En América Latina, y particularmente en México, esta crisis de significado se siente aún más aguda. Aquí, las palabras han sido armas tanto como refugios. “Democracia”, “paz”, “justicia”, son términos que desbordan sus definiciones oficiales y viven en la tensión entre lo prometido y lo real. La violencia política, la crisis económica y las promesas incumplidas de progreso se reflejan en estos términos vacíos que, como en la obra de Kosuth, se enfrentan al dilema de ser entendidos, manipulados o resignificados. Frente a eso, la pregunta de Kosuth sigue activa: ¿aceptamos las palabras como verdades, o las enfrentamos como construcciones?

Una y tres sillas también permite trazar genealogías hasta prácticas actuales. Pienso en las obras de Teresa Margolles, quien utiliza palabras, objetos e imágenes para confrontarnos con la violencia en México. Sus instalaciones, que incorporan elementos como cadáveres, vestimenta y fotografías, producen una reflexión desgarradora sobre la precariedad de la vida y la muerte en el contexto mexicano.

De igual manera, artistas jóvenes tapatíos, como Miguel Asa y Laura Camargo, juegan con lenguajes precarizados (el objeto encontrado, la palabra rota, el documento inestable) para hablar no solo de la representación, sino de la experiencia misma del desplazamiento y el desarraigo. Asa, en piezas como “Los cuerpos que sobran”, utiliza materiales de desecho, como fragmentos de carteles y grafías urbanas, para intervenir espacios baldíos, registrando las huellas efímeras del abandono y la expulsión silenciosa. En estos trabajos, los elementos no están simplemente representando la violencia, sino que se convierten en registros materiales de una experiencia de despojo.

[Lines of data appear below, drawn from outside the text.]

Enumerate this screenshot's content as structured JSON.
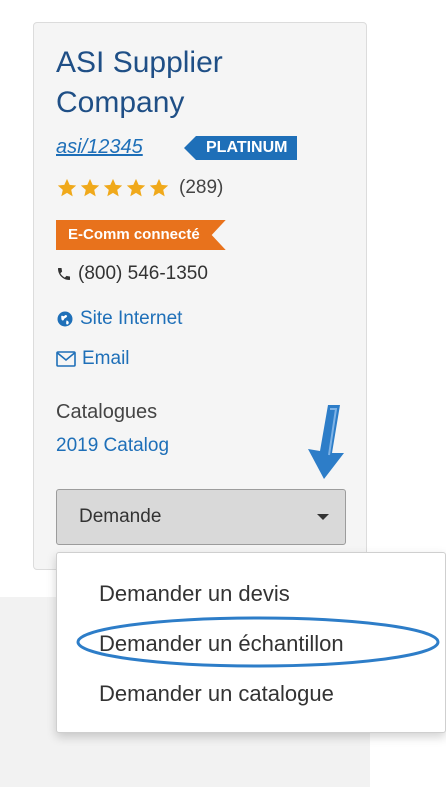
{
  "supplier": {
    "name": "ASI Supplier Company",
    "asi_number": "asi/12345",
    "tier_badge": "PLATINUM",
    "rating_stars": 5,
    "review_count": "(289)",
    "ecomm_badge": "E-Comm connecté",
    "phone": "(800) 546-1350",
    "website_label": "Site Internet",
    "email_label": "Email",
    "catalogues_heading": "Catalogues",
    "catalog_link": "2019 Catalog"
  },
  "action_select": {
    "selected_label": "Demande",
    "options": [
      {
        "label": "Demander un devis"
      },
      {
        "label": "Demander un échantillon"
      },
      {
        "label": "Demander un catalogue"
      }
    ]
  },
  "icons": {
    "star": "star-icon",
    "phone": "phone-icon",
    "globe": "globe-icon",
    "envelope": "envelope-icon",
    "caret": "caret-down-icon",
    "annotation_arrow": "down-arrow-icon"
  },
  "colors": {
    "primary_blue": "#1e6fb8",
    "title_blue": "#1f4f86",
    "star_gold": "#f0a91b",
    "ecomm_orange": "#e8721c",
    "annotation_blue": "#2d7dc8"
  }
}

Por su parte, Camargo, en “Inventario de ausencias”, construye instalaciones mínimas con textos rotos, documentos escolares abandonados y muebles deteriorados. En su obra, el espacio se convierte en una metáfora de la memoria desplazada, donde los objetos no solo cuentan historias de abandono, sino de cuerpos y recuerdos que ya no encuentran lugar. En estas obras, como en la pieza de Kosuth, no hay promesas de acceso directo a la “realidad”: solo fragmentos, restos, signos en disputa. En todos ellos persiste la intuición kosuthiana: el arte no es solo forma, sino pregunta encarnada.

Más allá de su dimensión conceptual, me interesa lo que Una y tres sillas provoca emocionalmente. Aunque parece fría o académica al principio, en el fondo late una melancolía: la constatación de que jamás alcanzaremos la cosa misma. Siempre estaremos un paso detrás, atrapados entre el objeto que desaparece, su imagen que lo traiciona, y la palabra que intenta, torpemente, capturarlo.

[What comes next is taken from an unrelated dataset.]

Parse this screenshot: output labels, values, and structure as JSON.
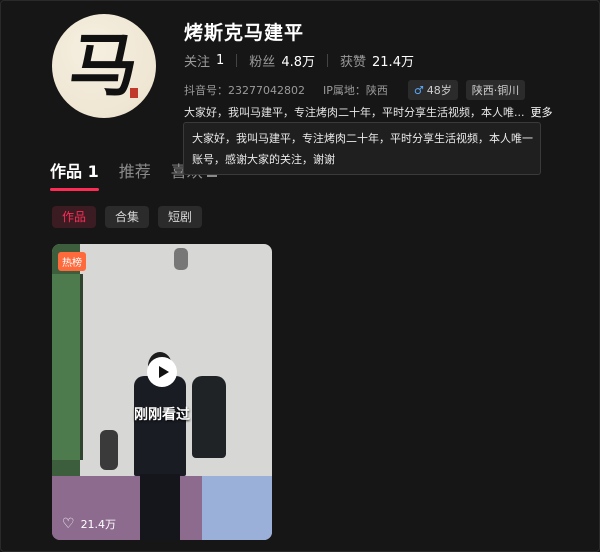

Proyectada hacia el futuro, la obra de Kosuth no se desgasta: se multiplica. En un mundo donde existen ya metaversos, NFTs, inteligencias artificiales que inventan cuadros, y donde la distancia entre lo material y lo simbólico se amplía cada vez más, su pieza opera como un espejo. Nos recuerda que cada vez que miramos algo, no miramos el objeto desnudo, sino una capa de convenciones, lenguajes y contextos.

La silla de Kosuth no es un mueble: es una grieta en el tejido del sentido. Una que sigue creciendo.